Friend of the site Jason Oliver of many places but most notably and the wonderful Rugby League Writers made note of Manly’s use of width in yardage situations on social media after the game.

And the numbers speak to that, with Manly having over 40% of their play the balls on the right third of the field. Breaking that down, 24% of Sea Eagles play the balls on tackle 2 were on the Right Edge, and 32% in that same 6.8m corridor on tackle 4.

It’s not hard to see why this is happening as I’ve said previously. Who could have known that putting the ball in the hands of your best attacking players earlier and more often would be the best course of action?

They weren’t able to spread the ball wide as much as they had been against the Eels, who limited their width and gave them an unfavorable starting position. Taking out sets started inside 20 metres, Manly’s first play the ball was on average just 21 metres out from the line. Parramattat’s was nearly 35.

The Eels may have given Manly an early start but they adjusted well and limited the Sea Eagles to very low value field position, as seen in that game’s expected point chart.

And before we finish up this week a quick look at Run Metres Over Expected per run. First by team for Round 3.

Penrith were one of just three teams ahead of their RMOE/run for the round at +0.97, adding nearly a metre per run more than an average team would. Brisbane and North Queensland were the only other two to break into the positives.

On the negative scale, things don’t get much worse than the Gold Coast Titans at -1.86 RMOE/run. You have to try really hard to be this bad, and failing to match the expected metres of an average team by nearly two whole metres per carry is a new level of terrible.

Just how terrible was it? Since 2021 it’s the eighth lowest RMOE/run by any team and the worst since Round 11 2022, nearly two years ago during the height of six agains.

It’s no surprise the Bulldogs walked all over them for their first win of the season, with the expected point chart from this game showing just how little high point value field position the Titans had.

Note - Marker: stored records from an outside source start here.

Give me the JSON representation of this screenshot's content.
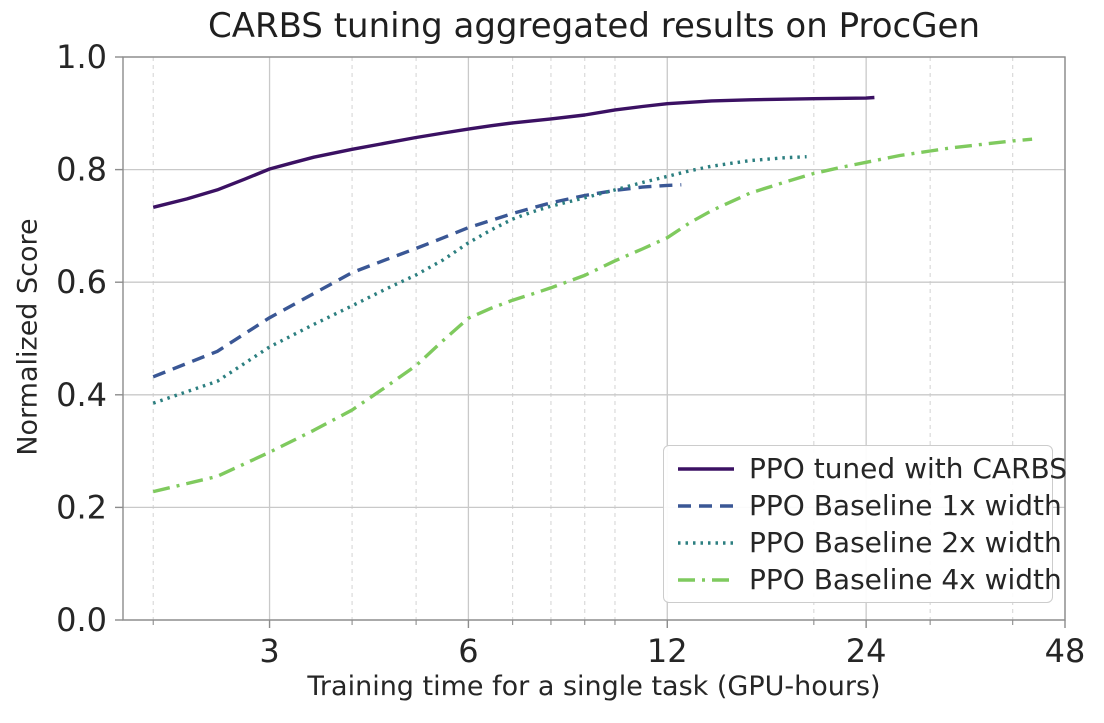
{
  "chart_data": {
    "type": "line",
    "title": "CARBS tuning aggregated results on ProcGen",
    "xlabel": "Training time for a single task (GPU-hours)",
    "ylabel": "Normalized Score",
    "x_scale": "log",
    "x_range": [
      1.8,
      48
    ],
    "y_range": [
      0.0,
      1.0
    ],
    "x_ticks": [
      3,
      6,
      12,
      24,
      48
    ],
    "x_tick_labels": [
      "3",
      "6",
      "12",
      "24",
      "48"
    ],
    "x_minor_ticks": [
      2,
      4,
      5,
      7,
      8,
      9,
      10,
      20,
      30,
      40
    ],
    "y_ticks": [
      0.0,
      0.2,
      0.4,
      0.6,
      0.8,
      1.0
    ],
    "y_tick_labels": [
      "0.0",
      "0.2",
      "0.4",
      "0.6",
      "0.8",
      "1.0"
    ],
    "grid": {
      "major": true,
      "minor_x_dashed": true
    },
    "legend_position": "lower right",
    "colors": {
      "major_grid": "#c9c9c9",
      "minor_grid": "#d7d7d7",
      "spine": "#8c8c8c",
      "tick": "#8c8c8c",
      "text": "#262626"
    },
    "series": [
      {
        "name": "PPO tuned with CARBS",
        "style": "solid",
        "color": "#3b1163",
        "x": [
          2,
          2.25,
          2.5,
          2.75,
          3,
          3.25,
          3.5,
          4,
          4.5,
          5,
          5.5,
          6,
          6.5,
          7,
          8,
          9,
          10,
          11,
          12,
          14,
          16,
          20,
          24,
          24.7
        ],
        "y": [
          0.733,
          0.748,
          0.764,
          0.783,
          0.801,
          0.812,
          0.822,
          0.836,
          0.847,
          0.857,
          0.865,
          0.872,
          0.878,
          0.883,
          0.89,
          0.897,
          0.906,
          0.912,
          0.917,
          0.922,
          0.924,
          0.926,
          0.927,
          0.928
        ]
      },
      {
        "name": "PPO Baseline 1x width",
        "style": "dashed",
        "color": "#3a5795",
        "x": [
          2,
          2.5,
          3,
          3.5,
          4,
          4.5,
          5,
          5.5,
          6,
          6.5,
          7,
          7.5,
          8,
          9,
          10,
          11,
          12,
          12.6
        ],
        "y": [
          0.432,
          0.477,
          0.537,
          0.58,
          0.617,
          0.64,
          0.66,
          0.679,
          0.697,
          0.71,
          0.722,
          0.732,
          0.741,
          0.754,
          0.763,
          0.769,
          0.772,
          0.773
        ]
      },
      {
        "name": "PPO Baseline 2x width",
        "style": "dotted",
        "color": "#2c7f80",
        "x": [
          2,
          2.5,
          3,
          3.5,
          4,
          4.5,
          5,
          5.5,
          6,
          6.5,
          7,
          7.5,
          8,
          9,
          10,
          11,
          12,
          13,
          14,
          16,
          18,
          19.5
        ],
        "y": [
          0.385,
          0.424,
          0.485,
          0.525,
          0.558,
          0.588,
          0.613,
          0.64,
          0.67,
          0.693,
          0.712,
          0.725,
          0.735,
          0.75,
          0.764,
          0.777,
          0.788,
          0.798,
          0.806,
          0.816,
          0.821,
          0.823
        ]
      },
      {
        "name": "PPO Baseline 4x width",
        "style": "dashdot",
        "color": "#7fca5e",
        "x": [
          2,
          2.5,
          3,
          3.5,
          4,
          4.5,
          5,
          5.5,
          6,
          6.5,
          7,
          7.5,
          8,
          9,
          10,
          11,
          12,
          13,
          14,
          16,
          18,
          20,
          22,
          24,
          27,
          30,
          32,
          36,
          40,
          42.8
        ],
        "y": [
          0.228,
          0.255,
          0.298,
          0.337,
          0.373,
          0.414,
          0.452,
          0.497,
          0.536,
          0.554,
          0.568,
          0.579,
          0.59,
          0.612,
          0.638,
          0.659,
          0.679,
          0.706,
          0.727,
          0.758,
          0.777,
          0.793,
          0.804,
          0.813,
          0.825,
          0.833,
          0.838,
          0.845,
          0.851,
          0.854
        ]
      }
    ]
  }
}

From the eighth minute, the Titans had about 3.5 expected points worth of possesion for the next 60 minutes, during which time the Dogs had around 20 expected points worth of field position. After being very bullish on Des Hasler’s ability to extract something out of this Titans lineup, I’m wondering if the game has passed him by.

Back to RMOE/run, Newcastle wasn’t much better at -1.47 RMOE/run and were lucky to hold on to a slender 14-12 victory over Melbourne. The expected point chart from that matchup shows how they gave the Storm every chance to snatch victory with some late high value field position.

This probably isn’t sustainable, but after the Knights threw away a winnable game in Townsville during Round 2, it’s nice to see they’ve made some progress about defending a lead. Friend of the site JonnyForeigner of the Storm Machine newsletter has a great write up of the game.

Lastly here’s the top 20 players by RMOE/run for Round 3.

Broncos edge forward Brendan Piakura was one of the few positives for last year’s grand finalists in their loss to the Panthers. Piakura’s RMOE/run was +5.72 from 9 carries, adding nearly six metres over expected per run, a very impressive mark.

Second place was Storm utility Tyran Wishart at +4.92 RMOE/run, ahead of regular RMOE contender centre Izack Tago at +4.72.

Nathan Cleary’s masterclass against the Broncos can be seen here as well, with the Panthers halfback sporting an RMOE/run of +2.64, placing him seventh for the round. This was his first positive RMOE/run number of the season, which shows how it’s not a good regular indicator of halfback performance but can show when they have a dominant running game.